GOSUDAR – Eschatological Agony of the Universe
5 grudnia, 2024
Vinyl 7′, Me Saco un Ojo Records, EP 2024
(wersja w języku polskim poniżej)
’Eschatological Agony of the Universe’ is a two-track EP, which, in addition to its self-release, was also released as a split with the Saraf project. The latter is a completely unfamiliar creation to me, but I will focus exclusively on the Russian’s tracks below. The band was formed in 2018 and so far they have one album, a whole bunch of singles, splits with Carcinoid and Malignant Altar (and the aforementioned Saraf), a demo (which was later reissued as a single) and the EP in question. I’m rubbing my hands together, hoping that maybe there will be a follow-up album next year.
The Russians presented two faces on this release. The first, of course, is Death / Doom Metal at its best. Selective sound, but very condensed and natural, sultry and reeking, invites the listener on a journey through the eschatological agony of the universe. You can feel so much unease in this music and the seven minutes here pass in a flash. Incredibly heavy parts, slow, strenuous like wading through a cosmic swamp while being doused in intergalactic plasma, are mixed with blasting eruptions. These, in turn, take us into a dimension of intensity, battering us mercilessly by tearing us into atoms. What eschatology is, everyone probably knows. Here, however, this knowledge is so useful that to fully understand the musical message of GOSUDAR, to fully feel this music, it becomes essential. Absolute agony oozes from the title track of the album, appearing with sick melodies, leaps in the intensity of the music. This track is an absolute crusher, you can listen to it indefinitely, and the emptiness it leaves is indescribable. Guitar parts devoid of overdrive, slowing down, this atmosphere of decay of the universe, of everything we know – fuck, I’m on my knees in awe! Following the first track is the second track in the Ambient / Drone style. Here, in turn, I have the feeling of being inside the decay itself, drifting into nothingness and listening for the sounds of the end. It is so damn disturbing, sick, even beyond the limits of human reason and at the same time absolutely brilliant in its grotesqueness. These few repeated samples, integrated into a sequence, are simply phenomenal.

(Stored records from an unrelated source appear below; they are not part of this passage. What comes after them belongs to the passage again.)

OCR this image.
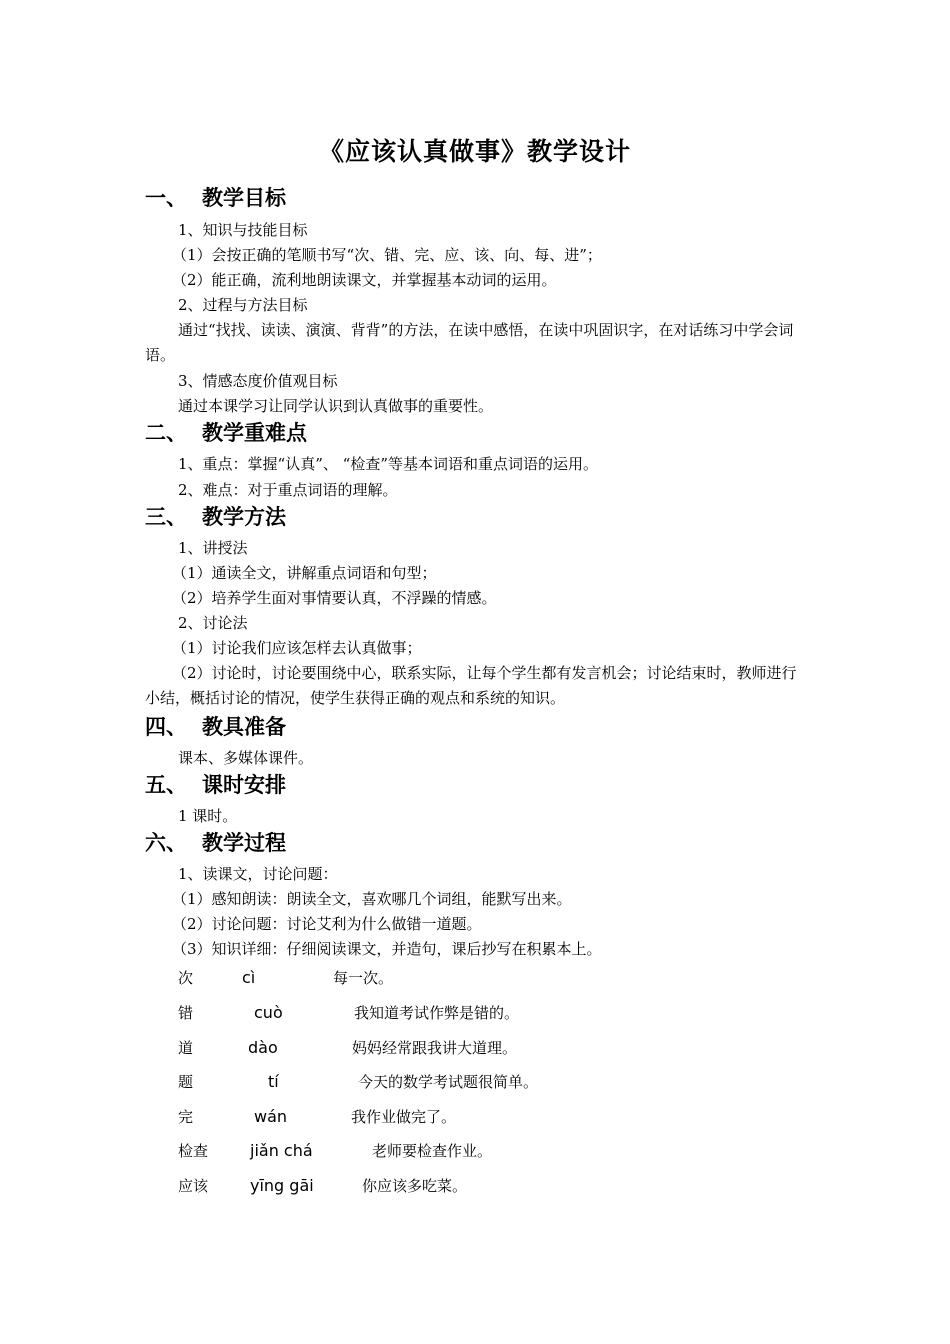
《应该认真做事》教学设计
一、 教学目标
1、知识与技能目标
（1）会按正确的笔顺书写“次、错、完、应、该、向、每、进”；
（2）能正确，流利地朗读课文，并掌握基本动词的运用。
2、过程与方法目标
通过“找找、读读、演演、背背”的方法，在读中感悟，在读中巩固识字，在对话练习中学会词语。
3、情感态度价值观目标
通过本课学习让同学认识到认真做事的重要性。
二、 教学重难点
1、重点：掌握“认真”、 “检查”等基本词语和重点词语的运用。
2、难点：对于重点词语的理解。
三、 教学方法
1、讲授法
（1）通读全文，讲解重点词语和句型；
（2）培养学生面对事情要认真，不浮躁的情感。
2、讨论法
（1）讨论我们应该怎样去认真做事；
（2）讨论时，讨论要围绕中心，联系实际，让每个学生都有发言机会；讨论结束时，教师进行小结，概括讨论的情况，使学生获得正确的观点和系统的知识。
四、 教具准备
课本、多媒体课件。
五、 课时安排
1 课时。
六、 教学过程
1、读课文，讨论问题：
（1）感知朗读：朗读全文，喜欢哪几个词组，能默写出来。
（2）讨论问题：讨论艾利为什么做错一道题。
（3）知识详细：仔细阅读课文，并造句，课后抄写在积累本上。
次	cì	每一次。
错	cuò	我知道考试作弊是错的。
道	dào	妈妈经常跟我讲大道理。
题	tí	今天的数学考试题很简单。
完	wán	我作业做完了。
检查	jiǎn chá	老师要检查作业。
应该	yīng gāi	你应该多吃菜。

GOSUDAR and their two new tracks are something exquisite. Both the opening EP Death / Doom and the closing Ambient / Drone – a concept whose transformation into sounds succeeded perfectly. I look forward to the next achievements, and may this time, it will be a full album.
(wersja w języku polskim)
‘Eschatological Agony of the Universe’ to dwuutworowa Epka, która poza samodzielnym wydaniem ukazała się również w formie splitu z projektem Saraf. Ten drugi jest mi kompletnie obcym tworem, ale poniżej skupię się wyłącznie na utworach Rosjan. Zespół powstał w 2018 roku i jak do tej pory mają jeden album, całą garść singli, splity z Carcinoid oraz Malignant Altar (i wspomnianym wyżej Saraf), demo (które zostało wznowione później jako singiel) i omawianą Epkę. Zacieram łapska, mając nadzieję, że może w przyszłym roku pojawi się kolejny album.

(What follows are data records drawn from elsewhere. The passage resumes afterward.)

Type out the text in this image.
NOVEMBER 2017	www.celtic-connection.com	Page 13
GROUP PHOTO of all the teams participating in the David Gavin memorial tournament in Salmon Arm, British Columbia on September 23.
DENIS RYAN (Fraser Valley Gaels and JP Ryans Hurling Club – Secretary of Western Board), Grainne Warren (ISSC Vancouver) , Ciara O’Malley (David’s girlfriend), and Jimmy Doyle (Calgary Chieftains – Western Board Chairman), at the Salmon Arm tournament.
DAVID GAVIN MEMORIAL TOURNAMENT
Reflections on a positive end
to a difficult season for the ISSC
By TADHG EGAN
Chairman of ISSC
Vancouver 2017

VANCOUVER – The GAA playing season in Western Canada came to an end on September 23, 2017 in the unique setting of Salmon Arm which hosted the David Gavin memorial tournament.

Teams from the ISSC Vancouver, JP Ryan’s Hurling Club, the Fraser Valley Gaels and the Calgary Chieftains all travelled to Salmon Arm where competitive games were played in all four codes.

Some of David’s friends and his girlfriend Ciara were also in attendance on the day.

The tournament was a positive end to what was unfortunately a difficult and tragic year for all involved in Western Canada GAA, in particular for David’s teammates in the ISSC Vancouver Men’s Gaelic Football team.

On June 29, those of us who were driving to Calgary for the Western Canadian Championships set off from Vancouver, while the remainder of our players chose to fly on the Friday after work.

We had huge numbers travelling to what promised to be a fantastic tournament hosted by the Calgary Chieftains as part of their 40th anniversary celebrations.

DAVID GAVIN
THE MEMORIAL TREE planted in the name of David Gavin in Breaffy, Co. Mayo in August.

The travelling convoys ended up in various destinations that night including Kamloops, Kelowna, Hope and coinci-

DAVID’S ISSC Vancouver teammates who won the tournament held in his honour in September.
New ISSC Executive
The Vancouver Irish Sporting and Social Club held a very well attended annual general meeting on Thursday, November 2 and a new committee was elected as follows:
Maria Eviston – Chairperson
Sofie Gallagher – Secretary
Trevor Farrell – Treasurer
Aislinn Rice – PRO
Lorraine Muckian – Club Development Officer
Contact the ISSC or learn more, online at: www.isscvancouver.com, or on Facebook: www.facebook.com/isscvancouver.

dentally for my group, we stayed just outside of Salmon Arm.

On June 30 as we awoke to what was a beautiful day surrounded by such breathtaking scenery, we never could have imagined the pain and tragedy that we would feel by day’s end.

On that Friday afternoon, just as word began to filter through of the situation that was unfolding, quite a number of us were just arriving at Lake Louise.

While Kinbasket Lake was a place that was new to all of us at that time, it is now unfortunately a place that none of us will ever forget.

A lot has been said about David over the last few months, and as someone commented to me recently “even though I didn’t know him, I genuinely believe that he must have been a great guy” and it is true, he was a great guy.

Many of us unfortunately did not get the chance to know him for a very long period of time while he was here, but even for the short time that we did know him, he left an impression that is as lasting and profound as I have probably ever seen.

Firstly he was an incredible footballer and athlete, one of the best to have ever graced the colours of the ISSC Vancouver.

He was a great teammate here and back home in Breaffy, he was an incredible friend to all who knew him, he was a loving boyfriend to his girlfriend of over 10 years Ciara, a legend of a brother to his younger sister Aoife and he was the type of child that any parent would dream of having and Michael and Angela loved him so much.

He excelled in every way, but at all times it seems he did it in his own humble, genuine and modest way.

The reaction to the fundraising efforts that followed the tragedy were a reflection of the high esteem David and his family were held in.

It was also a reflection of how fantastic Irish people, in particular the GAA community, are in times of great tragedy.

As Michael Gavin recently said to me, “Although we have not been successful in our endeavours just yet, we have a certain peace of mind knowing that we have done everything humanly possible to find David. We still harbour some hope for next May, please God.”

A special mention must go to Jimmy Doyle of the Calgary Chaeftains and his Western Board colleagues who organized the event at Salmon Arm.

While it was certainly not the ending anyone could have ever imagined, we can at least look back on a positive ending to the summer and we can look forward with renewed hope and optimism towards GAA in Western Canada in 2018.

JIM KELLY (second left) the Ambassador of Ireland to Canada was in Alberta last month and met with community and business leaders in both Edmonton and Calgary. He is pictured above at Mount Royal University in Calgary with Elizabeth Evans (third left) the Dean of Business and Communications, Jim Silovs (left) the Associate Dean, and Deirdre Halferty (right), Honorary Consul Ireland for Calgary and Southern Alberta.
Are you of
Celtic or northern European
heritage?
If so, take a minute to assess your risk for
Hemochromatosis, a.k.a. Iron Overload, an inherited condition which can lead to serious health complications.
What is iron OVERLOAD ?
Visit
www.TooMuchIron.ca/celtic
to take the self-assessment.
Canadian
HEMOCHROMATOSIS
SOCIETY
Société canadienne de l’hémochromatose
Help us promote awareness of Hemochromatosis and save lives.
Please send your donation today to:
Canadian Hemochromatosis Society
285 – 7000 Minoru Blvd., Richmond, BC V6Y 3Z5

Rosjanie zaprezentowali dwa oblicza na tym wydawnictwie. Pierwsze, to oczywiście Death / Doom Metal w najlepszym wydaniu. Selektywne brzmienie, ale bardzo skomasowane i naturalne, duszne i cuchnące, zaprasza słuchacza w podróż poprzez eschatologiczną agonię wszechświata. Czuć w tej muzyce tak wielki niepokój, a siedem minut mija tutaj w okamgnieniu. Niesamowicie ciężkie partie, wolne, mozolne niczym brodzenie w kosmicznym bagnie będąc oblepieni międzygalaktyczną plazmą, mieszają się z blastującymi erupcjami. Te z kolei przenoszą nas w wymiar intensywności, targają bezlitośnie rozrywając na atomy. Czym jest eschatologia, zapewne każdy wie. Tu jednak owa wiedza jest na tyle przydatna, że aby w pełni zrozumieć przekaz muzyczny GOSUDAR, w pełni poczuć ta muzykę, staje się ona niezbędną. Z tytułowego albumu wyziera absolutna agonia, jawiąca się chorymi melodiami, przeskokami intensywności muzyki. Ten utwór to absolutna miazga, można go słuchać w nieskończoność, a niedosyt jaki pozostawia jest nie do opisania. Partie gitar pozbawione przesteru, zwolnienia, ta atmosfera rozkładu wszechświata, wszystkiego co znamy – kurwa, padam na kolana! Następstwem pierwszego utworu jest druga ścieżka w stylistyce Ambient / Drone. Tu z kolei mam odczucie jakbym znalazł się wewnątrz samego rozpadu, dryfował w nicości i nasłuchiwał dźwięków końca. To jest tak cholernie niepokojące, chore, wręcz wykraczające poza granice ludzkiego rozumu i jednocześnie w swej grotesce absolutnie genialne. Te kilka powtarzających się sampli, zintegrowanych w ciąg, jest po prostu fenomenalne.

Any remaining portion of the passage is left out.